I am finishing a basement bedroom. I have a circuit for the garage, with a circuit with "basement lights". The existing garage circuit feeds an outlet in the basement mechanical room. May I feed the future bedroom of this garage circuit, and convert the "basement lights" circuit into the new basement bathroom circuit?


----------



## hitek (Jan 2, 2004)

*Need More Info*

Need More Information on what you are trying to do. What Size Wire is feeding your current lighting? Is there a separate circuit feeding your garage?

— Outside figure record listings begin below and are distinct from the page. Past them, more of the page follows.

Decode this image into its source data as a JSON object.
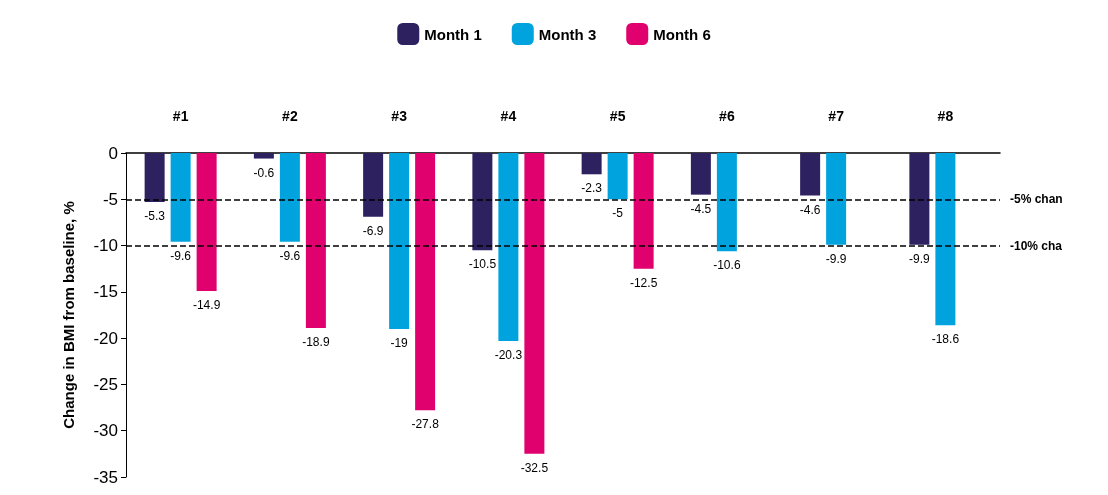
{
  "chart_data": {
    "type": "bar",
    "ylabel": "Change in BMI from baseline, %",
    "categories": [
      "#1",
      "#2",
      "#3",
      "#4",
      "#5",
      "#6",
      "#7",
      "#8"
    ],
    "series": [
      {
        "name": "Month 1",
        "color": "#2e2160",
        "values": [
          -5.3,
          -0.6,
          -6.9,
          -10.5,
          -2.3,
          -4.5,
          -4.6,
          -9.9
        ]
      },
      {
        "name": "Month 3",
        "color": "#00a3de",
        "values": [
          -9.6,
          -9.6,
          -19,
          -20.3,
          -5,
          -10.6,
          -9.9,
          -18.6
        ]
      },
      {
        "name": "Month 6",
        "color": "#e0006e",
        "values": [
          -14.9,
          -18.9,
          -27.8,
          -32.5,
          -12.5,
          null,
          null,
          null
        ]
      }
    ],
    "ylim": [
      -35,
      0
    ],
    "yticks": [
      -35,
      -30,
      -25,
      -20,
      -15,
      -10,
      -5,
      0
    ],
    "data_labels": true,
    "legend": "top",
    "grid": false,
    "ref_lines": [
      {
        "axis": "y",
        "value": -5,
        "label": "-5% chan",
        "line_style": "dashed",
        "color": "#000000"
      },
      {
        "axis": "y",
        "value": -10,
        "label": "-10% cha",
        "line_style": "dashed",
        "color": "#000000"
      }
    ]
  }
}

If you can your best bet is going to be to run new circuits from your panel.
New codes require all circuits in a bedroom to be Arc-Fault Protected.


----------



## Nathan (Jul 21, 2003)

Welcome to the board Hitek!


----------



## Speedy Petey (Sep 30, 2003)

A new bathroom needs a 20 amp dedicated circuit. The whole bath can be on this circuit but no other outlets can. The receptacle needs to be a GFI. I would not GFI the whole bath, just the receptacle.


----------



## Guest (Jan 5, 2004)

Gentlemen,
Sorry to have wasted your time. The sparkys failed to label the "basement lights" circuit as to what is is truly is, it's the basement lights & kitchen lights. So I am running a dedicated circuit for the bath. 

FYI, I was trying to shortcut by replacing the 15 amp "basement lights" circuit with a 20 amp, ( existing 12/2 wire) and renaming it the bath circuit. 

Just as a knowledge factor, would it have been compliant to pull the basement bedroom of the garage circuit? (20 amp, 12/2)?


----------